Any play that advertises itself as 'theatre for young people' should be approached with caution. The theatre world is no different from the publishing world: too often the 'young adult' label is used to excuse the shonkiest sort of condescending trash.
A good play for young people needs to be a good play. Full stop. That's the secret of Yellow Moon's enduring popularity.
In 2006, Scottish playwright David Greig was commissioned to write a play for secondary school students, one with action, adventure, romance and comedy, which teenagers could relate to, but which was also unashamedly theatrical. Why not demand the moon as well? Yellow or otherwise.
But because David Greig is a playwright who knows his business, and because he brings a youthful sortjoie de vivre to everything he writes, that's what they got.
It's about a pair of angsty teenage runaways, Leila and Lee, fed up with the everyday 'meh' of life in Scottish suburbia. He's a moody, wannabe bad boy with a sometimes alcoholic mother; she's a celebrity-obsessed, self-harming Muslim. Soon they're on a Bonny and Clyde-inspired romp, as Greig's bright, impressionistic narration hurls them through a series of hair-raising Highland adventures.
Directed by company associate director Leticia Cáceres, the MTC are staging a new production of Yellow Moon, the first show in their 2014 education program.
The play was originally written to be performed on the fly. The four actors would arrive in the classroom, push tables aside and simply begin to tell the story. Since then, the play has found success in more conventional theatres, but, like most plays that rely on a lot of narration, it benefits from a sense of spontaneity.
"This production will still have that organic, natural energy, I think," says Naomi Rukavina, who plays Leila. "We're using the theatre space in a different way, a way where you get that sense of a whole world created with words alone. "
Not only is Yellow Moon performed in the round, but the stage area itself extends through and around the audience, giving each audience member a unique angle on the action.
"It's the way we use the space," explains Rukavina, "some people in front, some behind. So you might miss something if the actor is facing a different direction at that moment, but then you invent it, imagine what they did."
Traditionally, of course, the rule is that everyone in the audience should be able to see everything at all times. But David Greig is more interested in capturing the rough and roiling energy of a great yarn, well told, than conforming to the rule.

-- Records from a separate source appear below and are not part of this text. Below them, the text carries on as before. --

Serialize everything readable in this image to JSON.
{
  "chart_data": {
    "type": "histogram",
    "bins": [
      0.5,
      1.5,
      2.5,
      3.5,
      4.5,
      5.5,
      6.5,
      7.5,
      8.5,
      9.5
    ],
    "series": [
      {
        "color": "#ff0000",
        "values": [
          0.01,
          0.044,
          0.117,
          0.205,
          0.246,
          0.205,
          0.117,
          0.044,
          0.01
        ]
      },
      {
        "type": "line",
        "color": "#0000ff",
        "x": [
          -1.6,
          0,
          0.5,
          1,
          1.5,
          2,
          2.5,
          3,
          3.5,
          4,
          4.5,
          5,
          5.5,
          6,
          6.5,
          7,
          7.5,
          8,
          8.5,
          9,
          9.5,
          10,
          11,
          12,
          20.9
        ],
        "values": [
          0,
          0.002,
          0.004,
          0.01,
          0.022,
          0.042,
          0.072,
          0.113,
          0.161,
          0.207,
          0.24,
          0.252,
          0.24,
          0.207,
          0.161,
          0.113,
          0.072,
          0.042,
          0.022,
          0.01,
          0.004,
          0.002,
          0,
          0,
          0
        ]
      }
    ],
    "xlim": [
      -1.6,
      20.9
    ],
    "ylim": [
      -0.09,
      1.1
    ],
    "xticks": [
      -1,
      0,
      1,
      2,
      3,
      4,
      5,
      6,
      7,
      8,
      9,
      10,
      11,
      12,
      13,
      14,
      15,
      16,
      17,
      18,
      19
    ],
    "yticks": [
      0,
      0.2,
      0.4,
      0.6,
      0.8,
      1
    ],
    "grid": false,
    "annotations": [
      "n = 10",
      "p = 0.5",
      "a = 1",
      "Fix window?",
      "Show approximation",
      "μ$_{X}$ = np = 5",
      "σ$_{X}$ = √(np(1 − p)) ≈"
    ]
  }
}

When so much ostensibly traditional theatre looks like television, Greig asks his actors to evoke a more primitive storytelling ideal.
"You can do heaps more with your brain than you can with a set," says Rukavina, rising to the challenge. "I can't put a loch on stage, or a lake, or any large body of water, unfortunately, but I can imagine it."
Greig paints this world of lochs and young love with a wonderfully rampant, earthy poetry, but a poetry that has a modern inflection.
"I love his language. He doesn't play it safe, he doesn't tone anything down," says Rukavina of Greig's famously colourful language. "They're really swearing."
Rukavina has been something of a quiet achiever on Melbourne stages. Her compact, unfussy yet compassionate turn as Neoptolemus in the Hayloft Project's adaptation of Philoctetes and her dashing though subtle and slightly cool Romeo in an all-female Romeo and Juliet, both in 2012, announced her as an intelligent, self-controlled actor, preferring calm intensity to histrionic flourish. She is a terrific choice for the introverted, but quietly volcanic Leila, breathless before her first, red-raw encounter with love.
"I remember that time, about boys, as a teenager, just starting to have relationships with the opposite sex," says Rukavina. "It was so charged. And I remember it just like it is in this play."
And perhaps this is the real secret to the success of Yellow Moon and it's consistent popularity around the world. It's about teenagers in love, and it has a swaggering, green musicality, but it's also remarkably tender, full of shadowy insinuations and dark yearnings of every kind, including the terrifying knowledge, which haunts everyone in love, young or old, that desire is a flame which consumes as it illuminates and ravishes:
Let’s sit close together and hold our hands out to the fire and let’s think to ourselves we never want this moment to end because now, at last, we’re in a story.
"It doesn't stop," says Rukavina. "Feeling these things, learning new lessons in love. Sometimes it feels like you're forever seventeen."